• Retraites : le pouvoir veut démolir les 60 ans 
au 1er janvier

    Le gouvernement a tranché les axes de sa réforme sans rien en dire aux syndicats pour ne pas faire grossir la mobilisation de jeudi. Selon les révélations de nombreux médias, vendredi, le projet serait de reculer l’âge de départ à 62 ou 63 ans et d’allonger les annuités au-delà de 42 ans après 2020.

    Le scénario est établi depuis des semaines au gouvernement. D’un côté, jouer la montre en faisant traîner en longueur la présentation de ses propres pistes de réforme, pour ne pas donner du grain à moudre à la mobilisation sociale. De l’autre, vouloir prendre tout le monde de court en privilégiant une guerre éclair pour boucler la réforme des retraites en un été, après une phase de pseudo-concertation. Dans ce contexte, les révélations de la presse sur les vrais projets du gouvernement ne pouvaient plus mal tomber pour le pouvoir, quelques jours avant la mobilisation sociale de jeudi prochain. Le ministère du Travail a beau démentir en bloc, les informations parues simultanément sur différents sites Internet de grands médias, vendredi (le Monde, l’Express, les Échos), concordent avec une étonnante précision sur le contenu de la réforme du gouvernement. Celui-ci se préparerait à démolir l’âge légal de départ à la retraite à 60 ans dès le 1er janvier prochain, en reculant le seuil d’ouverture des droits à 62 ou 63 ans. Un projet qui reviendrait à revenir sur une conquête sociale de près de trente ans, décidée par la gauche arrivée au pouvoir en 1981, et qu’aucun gouvernement s’étant attaqué à la réforme des retraites jusqu’alors, ni celui d’Édouard Balladur en 1993, ni celui de Jean-Pierre Raffarin en 2003, n’avait osé remettre en cause.

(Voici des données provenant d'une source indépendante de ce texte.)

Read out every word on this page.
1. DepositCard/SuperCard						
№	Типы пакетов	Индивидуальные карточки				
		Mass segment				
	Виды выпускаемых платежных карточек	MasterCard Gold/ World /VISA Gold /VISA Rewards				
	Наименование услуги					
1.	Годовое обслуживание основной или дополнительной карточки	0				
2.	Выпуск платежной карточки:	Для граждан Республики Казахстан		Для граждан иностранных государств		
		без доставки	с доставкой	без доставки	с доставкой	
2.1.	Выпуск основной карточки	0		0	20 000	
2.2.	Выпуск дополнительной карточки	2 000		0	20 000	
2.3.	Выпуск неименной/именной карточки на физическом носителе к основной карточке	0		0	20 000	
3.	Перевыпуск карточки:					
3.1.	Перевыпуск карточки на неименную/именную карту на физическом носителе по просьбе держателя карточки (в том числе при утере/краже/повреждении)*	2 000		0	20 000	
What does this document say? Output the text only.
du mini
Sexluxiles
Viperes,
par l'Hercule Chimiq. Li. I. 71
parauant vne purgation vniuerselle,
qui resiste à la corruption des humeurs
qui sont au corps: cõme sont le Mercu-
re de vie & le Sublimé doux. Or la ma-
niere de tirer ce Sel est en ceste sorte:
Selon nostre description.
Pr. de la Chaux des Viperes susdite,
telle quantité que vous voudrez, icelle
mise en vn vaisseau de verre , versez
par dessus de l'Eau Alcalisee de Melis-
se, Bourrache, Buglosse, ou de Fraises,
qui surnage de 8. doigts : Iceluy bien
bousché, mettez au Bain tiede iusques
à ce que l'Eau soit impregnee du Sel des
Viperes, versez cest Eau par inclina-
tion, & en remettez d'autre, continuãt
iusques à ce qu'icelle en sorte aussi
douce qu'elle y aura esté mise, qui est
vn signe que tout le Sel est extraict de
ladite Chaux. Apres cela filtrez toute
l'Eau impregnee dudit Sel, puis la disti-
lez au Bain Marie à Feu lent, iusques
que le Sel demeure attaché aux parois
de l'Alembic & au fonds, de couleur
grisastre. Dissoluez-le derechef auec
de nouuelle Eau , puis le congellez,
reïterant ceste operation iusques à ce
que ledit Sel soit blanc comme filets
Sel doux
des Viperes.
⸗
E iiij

    Les fonctionnaires ponctionnés

    Le gouvernement ne s’arrêterait pas en si bon chemin. La durée de cotisation pour prétendre à une retraite à taux plein serait allongée parallèlement au recul de l’âge légal de la retraite, au-delà du calendrier initial mis en place par la réforme Fillon de 2003, qui prévoit une durée de 41 ans en 2012, pour se prolonger et atteindre 41,5 ans en 2020 et 42 ans et un trimestre en 2030. Des mesures présentées comme indispensables au nom d’une évolution démographique défavorable au ratio actifs-retraités, mais qui en réalité ne suffiront absolument pas pour résoudre le problème du financement du système, selon les prévisions mêmes du gouvernement. Au-delà de ces paramètres, celui-ci s’apprêterait à faire les poches des fonctionnaires dans le but de récupérer 3 à 4 milliards d’euros de recettes manquantes à l’horizon 2020, en augmentant les cotisations vieillesse. Une solution préférée, paraît-il, à la révision à la baisse du mode de calcul des pensions, car celle-ci rapporterait moins d’argent.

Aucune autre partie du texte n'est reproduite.